Estou pesquisando e pretendo coloca em pratica logo.
Uso servidor Mk e nos clientes airgrid m5.
Vai regra no Nat direcionar porta na antena etc?
Obrigado!

----------


## teknando

Opa amigo aki uso DHCP IP+MAC com a CPE TPLink 5210G, so habilito o Gerenciamento remoto com o IP 255.255.255.255 porta 8081 e nos rodeadores fica com o IP 0.0.0.0 e Porta 8082 acesso de boa os rodeadores Tp-Link e Intelbras.
Quando usava PPPoE também funciona mas PPPoE era uma dor de cabeça com cliente caindo que cai fora.

----------


## 1929

> Opa amigo aki uso DHCP IP+MAC com a CPE TPLink 5210G, so habilito o Gerenciamento remoto com o IP 255.255.255.255 porta 8081 e nos rodeadores fica com o IP 0.0.0.0 e Porta 8082 acesso de boa os rodeadores Tp-Link e Intelbras.
> Quando usava PPPoE também funciona mas PPPoE era uma dor de cabeça com cliente caindo que cai fora.
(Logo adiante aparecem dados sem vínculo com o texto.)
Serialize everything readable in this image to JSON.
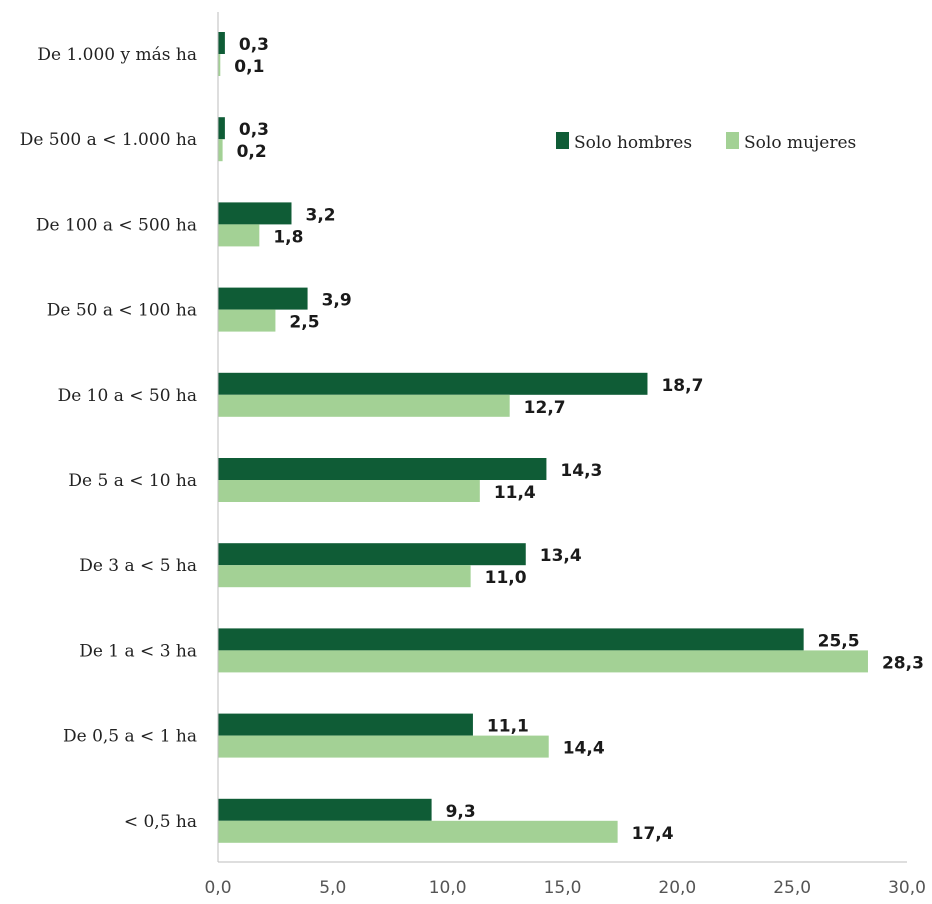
{
  "chart_data": {
    "type": "bar",
    "orientation": "horizontal",
    "categories": [
      "De 1.000 y más ha",
      "De 500 a < 1.000 ha",
      "De 100 a < 500 ha",
      "De 50 a < 100 ha",
      "De 10 a < 50 ha",
      "De 5 a < 10 ha",
      "De 3 a < 5 ha",
      "De 1 a < 3 ha",
      "De 0,5 a < 1 ha",
      "< 0,5 ha"
    ],
    "series": [
      {
        "name": "Solo hombres",
        "color": "#0f5c36",
        "values": [
          0.3,
          0.3,
          3.2,
          3.9,
          18.7,
          14.3,
          13.4,
          25.5,
          11.1,
          9.3
        ],
        "labels": [
          "0,3",
          "0,3",
          "3,2",
          "3,9",
          "18,7",
          "14,3",
          "13,4",
          "25,5",
          "11,1",
          "9,3"
        ]
      },
      {
        "name": "Solo mujeres",
        "color": "#a3d195",
        "values": [
          0.1,
          0.2,
          1.8,
          2.5,
          12.7,
          11.4,
          11.0,
          28.3,
          14.4,
          17.4
        ],
        "labels": [
          "0,1",
          "0,2",
          "1,8",
          "2,5",
          "12,7",
          "11,4",
          "11,0",
          "28,3",
          "14,4",
          "17,4"
        ]
      }
    ],
    "xlim": [
      0,
      30
    ],
    "xticks": [
      0,
      5,
      10,
      15,
      20,
      25,
      30
    ],
    "xtick_labels": [
      "0,0",
      "5,0",
      "10,0",
      "15,0",
      "20,0",
      "25,0",
      "30,0"
    ],
    "legend": {
      "position": "top-right"
    },
    "grid": false
  }
}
E você usa CPE roteada para receber o sinal da torre? Ou está em bridge?
Estes roteadores tem esse problema de acesso. Se não estiver com a máscara 255.255.255.255 não vai mesmo.

----------


## teknando

> E você usa CPE roteada para receber o sinal da torre? Ou está em bridge?
> Estes roteadores tem esse problema de acesso. Se não estiver com a máscara 255.255.255.255 não vai mesmo.


Isso mesmo Rodeada especificamente a função :AP Client Router:
WISP Client Router



haa e outra coisa tenho umas 5 TL 5210G com o Firmware Intelbras e funciona normal também, não sei se e impressão minha mas a conexão nelas e mais estável do que com Firmware Tp-Link

----------


## Rafaelvelonet

Amigos eu uso nos clientes airgrid,ai fiz 2 encaminhamento de portas na airgrid uma para nao perder acesso com a antena e uma para ter acesso no roteador,no roteador coloquei porta 4042 e 255.255.255.255,criei uma regra no Mk em Nat para direcionar a porta do roteador ai coloco ip da airgrid na regra do apply e digito no navegador ip da aigrid :4042 e cai no roteador acho que era isso.

----------